Damit soll die „Verweigerungshaltung der Gewerkschaft“ durchbrochen werden. Bis dahin hätten die Handelsverbände beschlossen, „für weitere Verhandlungstermine nicht zur Verfügung zu stehen“. Bisher habe es rund 60 regionale Gespräche gegeben – nun müsse eine „neue Ebene mit unserem Sozialpartner“ gefunden werden.

Zehn Prozent mehr Lohn reicht Verdi noch nicht

Am Freitag hatte der Handelsverband Baden-Württemberg in der sechsten Verhandlungsrunde erneut ein verbessertes Angebot vorgelegt. Demnach sollen die Einkommen über zwei Jahre tabellenwirksam um insgesamt zehn Prozent – konkret um sechs und vier Prozent – angehoben werden. Ferner bieten die Arbeitgeber den Vollzeitkräften eine steuerfreie Inflationsausgleichsprämie von 500 Euro im ersten und 250 Euro im zweiten Tarifjahr – insgesamt 750 Euro.

Damit sei „die Schmerzgrenze maximal ausgereizt“, betont HDE-Tarifgeschäftsführer Steven Haarke. Schon Mitte September hatte der Dachverband den tarifgebundenen Mitgliedern die Anhebung der Tarifentgelte in Höhe von 5,3 Prozent als „freiwillige Vorweganhebung“ empfohlen. „Da die Gewerkschaft bislang in keinem einzigen Tarifgebiet ernsthaft mit uns verhandelt hat und auch bis heute keinen einzigen eigenen Lösungsvorschlag vorgebracht hat, müssen wir jetzt Konsequenzen ziehen“, sagt Haarke.

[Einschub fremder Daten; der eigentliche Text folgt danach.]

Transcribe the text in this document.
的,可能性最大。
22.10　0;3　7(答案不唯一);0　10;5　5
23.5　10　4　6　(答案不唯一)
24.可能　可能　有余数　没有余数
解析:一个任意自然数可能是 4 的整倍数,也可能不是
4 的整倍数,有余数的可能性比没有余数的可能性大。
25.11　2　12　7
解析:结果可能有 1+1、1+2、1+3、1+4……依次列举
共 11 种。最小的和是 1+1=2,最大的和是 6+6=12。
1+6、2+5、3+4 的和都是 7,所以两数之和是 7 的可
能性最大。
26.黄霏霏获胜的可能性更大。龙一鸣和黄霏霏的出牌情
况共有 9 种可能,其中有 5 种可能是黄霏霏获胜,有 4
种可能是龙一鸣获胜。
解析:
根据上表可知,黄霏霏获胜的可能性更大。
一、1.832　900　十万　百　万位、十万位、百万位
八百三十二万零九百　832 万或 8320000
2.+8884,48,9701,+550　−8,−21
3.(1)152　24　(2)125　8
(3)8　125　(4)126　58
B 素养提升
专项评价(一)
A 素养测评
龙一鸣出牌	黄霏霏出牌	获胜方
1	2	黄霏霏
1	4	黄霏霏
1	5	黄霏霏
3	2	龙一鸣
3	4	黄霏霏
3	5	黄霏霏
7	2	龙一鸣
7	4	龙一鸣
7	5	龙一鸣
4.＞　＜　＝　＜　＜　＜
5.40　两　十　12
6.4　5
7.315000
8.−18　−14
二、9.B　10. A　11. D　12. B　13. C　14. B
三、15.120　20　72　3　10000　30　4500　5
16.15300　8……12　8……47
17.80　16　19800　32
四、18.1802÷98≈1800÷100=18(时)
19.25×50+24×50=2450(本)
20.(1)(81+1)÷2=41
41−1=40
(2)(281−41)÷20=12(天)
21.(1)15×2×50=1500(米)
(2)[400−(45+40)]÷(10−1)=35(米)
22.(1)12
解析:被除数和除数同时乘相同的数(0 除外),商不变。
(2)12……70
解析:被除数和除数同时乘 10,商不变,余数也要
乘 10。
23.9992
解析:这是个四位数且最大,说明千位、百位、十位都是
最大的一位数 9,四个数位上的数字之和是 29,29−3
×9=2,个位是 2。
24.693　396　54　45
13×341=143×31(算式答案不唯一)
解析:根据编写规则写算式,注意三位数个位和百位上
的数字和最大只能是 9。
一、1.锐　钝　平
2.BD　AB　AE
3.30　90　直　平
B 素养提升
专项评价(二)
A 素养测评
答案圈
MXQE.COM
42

Das jüngste Angebot steht unter Vorbehalt

Ziel des Spitzengesprächs mit dem Verdi-Fachbereich Handel solle die Einigung über ein „neues effektives Verhandlungsformat“ sein. Der HDE droht: „Sollte in diesem neuen Format keine schnelle Lösung gelingen, erhalten die Arbeitgeber bei eventueller Fortsetzung der Verhandlungen 2024 das letzte Angebot nicht weiter aufrecht.“

In der Gewerkschaft ist nun die neue Verantwortliche für den Handel im Bundesvorstand, Silke Zimmer, gefordert. Diese hat dem Vernehmen nach die regionalen Verhandlungen stärker zentralisiert – was auch einem Bezirk wie etwa Baden-Württemberg den Verhandlungsspielraum nimmt, selbst zu einer Tariflösung zu kommen.

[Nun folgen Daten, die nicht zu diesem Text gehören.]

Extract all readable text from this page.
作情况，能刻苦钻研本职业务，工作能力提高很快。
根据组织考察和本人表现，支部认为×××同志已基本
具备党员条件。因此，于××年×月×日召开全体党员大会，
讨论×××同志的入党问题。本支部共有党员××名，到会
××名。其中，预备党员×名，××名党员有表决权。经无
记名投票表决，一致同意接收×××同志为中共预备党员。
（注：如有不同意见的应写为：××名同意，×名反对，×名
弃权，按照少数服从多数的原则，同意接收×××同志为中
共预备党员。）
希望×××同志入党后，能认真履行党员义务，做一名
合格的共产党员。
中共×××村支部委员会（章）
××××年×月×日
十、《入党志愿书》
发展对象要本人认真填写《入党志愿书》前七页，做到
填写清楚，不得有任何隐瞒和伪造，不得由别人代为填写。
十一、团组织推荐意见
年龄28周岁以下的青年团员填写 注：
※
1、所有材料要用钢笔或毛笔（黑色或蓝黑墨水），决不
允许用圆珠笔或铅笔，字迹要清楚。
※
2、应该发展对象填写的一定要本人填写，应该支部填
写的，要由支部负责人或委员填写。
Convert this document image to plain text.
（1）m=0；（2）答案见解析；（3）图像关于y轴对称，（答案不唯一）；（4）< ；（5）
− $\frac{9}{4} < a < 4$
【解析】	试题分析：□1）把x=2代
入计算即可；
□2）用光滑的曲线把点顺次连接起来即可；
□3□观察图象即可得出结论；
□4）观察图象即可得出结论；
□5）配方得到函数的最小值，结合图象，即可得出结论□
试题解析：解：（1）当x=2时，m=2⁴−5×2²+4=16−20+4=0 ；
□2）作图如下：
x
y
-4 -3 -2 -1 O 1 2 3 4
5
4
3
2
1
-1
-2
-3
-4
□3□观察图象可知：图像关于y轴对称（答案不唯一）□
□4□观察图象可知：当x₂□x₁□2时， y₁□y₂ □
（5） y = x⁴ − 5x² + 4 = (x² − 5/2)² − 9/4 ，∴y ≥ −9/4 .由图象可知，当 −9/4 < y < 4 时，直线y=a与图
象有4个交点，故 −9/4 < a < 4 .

Lagerstandorte von Edeka-Südwest bestreikt

Am Montagnachmittag reagiert Zimmer „mit Empörung“ auf die konzertierte Aktion der Arbeitgeber. „Der HDE-Vorschlag, die Gespräche in den regionalen Tarifrunden zu beenden und lediglich ein sogenanntes Spitzengespräch mit den Konzernvertretern zu führen – also mit genau den Personen, welche monatelang eine Verbesserung der Angebote in den Tarifverhandlungen verhindert haben – ist skandalös und ein einmaliger Vorgang in der Tarifgeschichte,“ kritisiert sie. „Einen derart plumpen Versuch gegen die Tarifautonomie unserer Tarifkommissionen in den Bundesländern und eine weitere Schwächung der klein- und mittelständischen Struktur im Handel zugunsten der Konzerne können wir nicht hinnehmen.“ Streiks im Weihnachtsgeschäft „werden damit nahezu unausweichlich“, so Zimmer.

Lagerstandorte von Edeka-Südwest bestreikt

Im Tarifkonflikt des Groß- und Außenhandels hat Verdi am Montag die Beschäftigten an vier Lagerstandorten von Edeka-Südwest zum eintägigen Warnstreik aufgerufen. Betroffen sind die Logistikstandorte Heddesheim, Ellhofen, Offenburg und Balingen. Damit sollte Druck in der auch seit sechs Monaten laufenden Tarifrunde gemacht werden. Die Arbeitgeber bieten Lohnzuwächse von 5,1 und 2,9 Prozent für 24 Monate.